Eine Zusammenfassung dieser Wirkungen von Sclareol und Sclareolid gegen die in den Beispielen getesteten Bakterien wird in Tabelle 2 bereitgestellt. Diese Werte werden als Wirkung von Sclareol und Sclareolid auf ausgewählte mikrobielle Kulturen, im Hinblick auf die minimale hemmende Konzentration, gemessen in ug/ml, dargestellt. Tabelle 2: Wirkung von Sclareol und Sclareolid auf ausgewählte mikrobielle Kulturen
In der Beschreibung und in den Beispielen wurden bevorzugte Ausführungsformen der Erfindung offenbart.

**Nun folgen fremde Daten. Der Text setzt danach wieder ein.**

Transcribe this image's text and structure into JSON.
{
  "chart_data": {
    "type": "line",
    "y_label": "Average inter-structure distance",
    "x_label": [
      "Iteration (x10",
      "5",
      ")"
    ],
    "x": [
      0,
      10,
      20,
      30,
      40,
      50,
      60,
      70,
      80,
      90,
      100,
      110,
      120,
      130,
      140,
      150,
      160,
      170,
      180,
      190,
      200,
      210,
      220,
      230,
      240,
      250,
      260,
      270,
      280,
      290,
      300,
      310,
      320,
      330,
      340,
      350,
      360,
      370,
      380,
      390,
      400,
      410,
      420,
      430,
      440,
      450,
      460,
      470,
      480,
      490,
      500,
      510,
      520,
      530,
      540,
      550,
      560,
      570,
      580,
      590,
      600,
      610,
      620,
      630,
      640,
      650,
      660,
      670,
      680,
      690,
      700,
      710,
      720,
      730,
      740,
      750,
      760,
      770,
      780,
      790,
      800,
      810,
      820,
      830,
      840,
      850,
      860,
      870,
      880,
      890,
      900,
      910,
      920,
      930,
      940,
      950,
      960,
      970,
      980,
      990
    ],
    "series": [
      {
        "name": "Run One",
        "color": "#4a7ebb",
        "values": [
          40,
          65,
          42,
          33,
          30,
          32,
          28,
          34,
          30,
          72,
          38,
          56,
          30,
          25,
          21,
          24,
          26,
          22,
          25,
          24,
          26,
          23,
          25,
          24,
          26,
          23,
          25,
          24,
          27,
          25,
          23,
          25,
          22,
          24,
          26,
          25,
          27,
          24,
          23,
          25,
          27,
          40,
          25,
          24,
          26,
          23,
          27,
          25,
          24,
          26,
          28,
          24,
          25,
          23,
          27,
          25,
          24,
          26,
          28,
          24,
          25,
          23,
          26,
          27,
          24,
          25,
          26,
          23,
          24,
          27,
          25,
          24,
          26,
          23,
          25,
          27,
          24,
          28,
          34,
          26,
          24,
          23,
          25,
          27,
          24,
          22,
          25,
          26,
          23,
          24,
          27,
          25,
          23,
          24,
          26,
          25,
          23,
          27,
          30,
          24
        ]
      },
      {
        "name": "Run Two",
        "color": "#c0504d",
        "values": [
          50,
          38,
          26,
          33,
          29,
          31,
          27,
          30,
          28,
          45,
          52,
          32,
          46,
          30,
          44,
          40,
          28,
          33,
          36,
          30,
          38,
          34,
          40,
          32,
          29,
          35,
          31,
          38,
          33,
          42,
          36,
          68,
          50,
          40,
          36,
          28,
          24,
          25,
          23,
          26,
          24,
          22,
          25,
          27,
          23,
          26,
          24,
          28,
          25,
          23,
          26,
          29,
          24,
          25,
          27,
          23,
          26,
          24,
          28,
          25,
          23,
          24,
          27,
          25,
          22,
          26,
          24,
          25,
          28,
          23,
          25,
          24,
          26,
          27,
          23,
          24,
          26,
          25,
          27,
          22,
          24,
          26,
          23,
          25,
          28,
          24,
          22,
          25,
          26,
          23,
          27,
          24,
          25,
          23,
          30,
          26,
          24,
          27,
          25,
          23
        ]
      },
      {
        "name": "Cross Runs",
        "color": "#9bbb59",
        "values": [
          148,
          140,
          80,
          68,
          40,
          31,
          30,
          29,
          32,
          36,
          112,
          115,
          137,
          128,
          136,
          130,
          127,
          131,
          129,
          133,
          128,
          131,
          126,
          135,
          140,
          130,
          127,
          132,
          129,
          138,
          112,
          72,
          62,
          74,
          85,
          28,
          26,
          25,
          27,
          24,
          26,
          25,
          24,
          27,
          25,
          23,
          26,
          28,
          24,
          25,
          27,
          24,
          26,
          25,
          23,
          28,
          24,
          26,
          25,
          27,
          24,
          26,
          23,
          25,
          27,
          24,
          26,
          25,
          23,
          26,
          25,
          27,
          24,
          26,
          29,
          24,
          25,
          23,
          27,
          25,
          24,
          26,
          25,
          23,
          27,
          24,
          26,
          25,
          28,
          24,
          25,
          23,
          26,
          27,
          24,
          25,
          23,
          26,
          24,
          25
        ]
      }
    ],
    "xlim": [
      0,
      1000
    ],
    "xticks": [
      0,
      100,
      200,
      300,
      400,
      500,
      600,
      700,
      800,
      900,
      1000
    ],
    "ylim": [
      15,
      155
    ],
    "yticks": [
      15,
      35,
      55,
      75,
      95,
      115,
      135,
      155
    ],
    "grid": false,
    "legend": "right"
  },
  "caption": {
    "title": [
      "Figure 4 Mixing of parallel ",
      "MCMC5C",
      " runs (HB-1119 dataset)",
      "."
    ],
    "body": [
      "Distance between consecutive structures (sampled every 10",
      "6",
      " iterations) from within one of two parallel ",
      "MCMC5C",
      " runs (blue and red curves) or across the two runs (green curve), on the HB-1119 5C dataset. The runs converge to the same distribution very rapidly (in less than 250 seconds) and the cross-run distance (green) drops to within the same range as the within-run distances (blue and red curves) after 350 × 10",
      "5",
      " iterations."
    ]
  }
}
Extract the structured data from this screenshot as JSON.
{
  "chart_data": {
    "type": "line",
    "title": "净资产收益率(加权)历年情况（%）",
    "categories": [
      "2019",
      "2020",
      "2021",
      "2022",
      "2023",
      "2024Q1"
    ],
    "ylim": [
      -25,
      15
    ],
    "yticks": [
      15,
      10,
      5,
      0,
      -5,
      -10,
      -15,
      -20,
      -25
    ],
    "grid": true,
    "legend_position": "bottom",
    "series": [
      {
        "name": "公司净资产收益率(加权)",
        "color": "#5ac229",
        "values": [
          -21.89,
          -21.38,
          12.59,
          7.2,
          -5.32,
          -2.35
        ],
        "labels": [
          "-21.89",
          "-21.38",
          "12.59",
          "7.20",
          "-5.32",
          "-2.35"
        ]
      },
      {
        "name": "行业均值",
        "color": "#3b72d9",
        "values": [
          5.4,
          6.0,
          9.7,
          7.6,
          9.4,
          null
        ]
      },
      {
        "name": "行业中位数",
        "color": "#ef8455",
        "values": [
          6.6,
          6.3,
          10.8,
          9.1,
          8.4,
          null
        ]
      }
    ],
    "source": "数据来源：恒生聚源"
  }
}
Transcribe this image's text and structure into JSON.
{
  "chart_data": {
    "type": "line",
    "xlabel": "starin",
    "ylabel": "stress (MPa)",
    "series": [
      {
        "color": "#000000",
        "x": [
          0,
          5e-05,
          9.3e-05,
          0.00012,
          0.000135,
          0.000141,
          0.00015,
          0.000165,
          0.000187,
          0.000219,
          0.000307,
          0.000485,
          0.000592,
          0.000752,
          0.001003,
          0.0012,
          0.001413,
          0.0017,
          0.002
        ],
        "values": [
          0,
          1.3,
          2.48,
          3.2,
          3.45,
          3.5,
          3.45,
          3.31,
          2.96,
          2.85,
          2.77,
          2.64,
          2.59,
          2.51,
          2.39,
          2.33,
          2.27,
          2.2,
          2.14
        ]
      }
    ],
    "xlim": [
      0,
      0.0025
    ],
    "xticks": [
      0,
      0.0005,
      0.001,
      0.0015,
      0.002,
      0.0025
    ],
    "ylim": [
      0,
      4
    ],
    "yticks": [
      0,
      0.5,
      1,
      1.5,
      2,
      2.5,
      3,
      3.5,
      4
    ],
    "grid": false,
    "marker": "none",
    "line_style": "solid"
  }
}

Obwohl spezifische Begriffe bei diesen Beispielen verwendet werden, werden diese nur in einem allgemeinen und beschreibenden Sinn verwendet und nicht zum Zweck der Begrenzung; der Geltungsbereich der Erfindung wird durch die folgenden Patentansprüche und deren Equivalente definiert.

Claims

1. Verwendung von Sclareol und Sclareolid zur Herstellung eines Medikaments zur Behandlung einer Hautstörung, verursacht durch mikrobielle Infektion, bei einem Subjekt, welches solcher Behandlung bedarf, wobei die Mikrobe, welche die mibrobielle Infektion verursacht, ein Bakterium ist, ausgewählt aus Propionibacterium acnes, Enterobacter aerogens und Bacillus subtilis.

2. Verwendung nach Anspruch 1, wobei die Hautstörung Akne ist.

3. Verwendung nach Anspruch 1 oder Anspruch 2, wobei die genannte Verbindung topisch auf die Haut des Subjekts verabreicht wird.

4. Verwendung nach einem der voranstehenden Ansprüche, wobei Benzoylperoxid topisch an das Subjekt verabreicht wird.

5. Verwendung nach einem der voranstehenden Ansprüche, wobei die genannte Verbindung mehr als 90% rein ist.

6. Verwendung nach Anspruch 5, wobei die genannte Verbindung mehr als 95% rein ist.

7. Kosmetische Zubereitung zur Behandlung einer Hautstörung, verursacht durch mikrobielle Infektion, umfassend eine Verbindung, ausgewählt aus Sclareol und Sclareolid, in einer zur Behandlung der Hautstörung ausreichenden Menge, in einem kosmetisch annehmbaren Träger.

8. Kosmetische Zubereitung nach Anspruch 7, wobei die kosmetische Zubereitung eine Creme ist.

9. Kosmetische Zubereitung nach Anspruch 7, wobei die Zubereitung eine Lotion ist.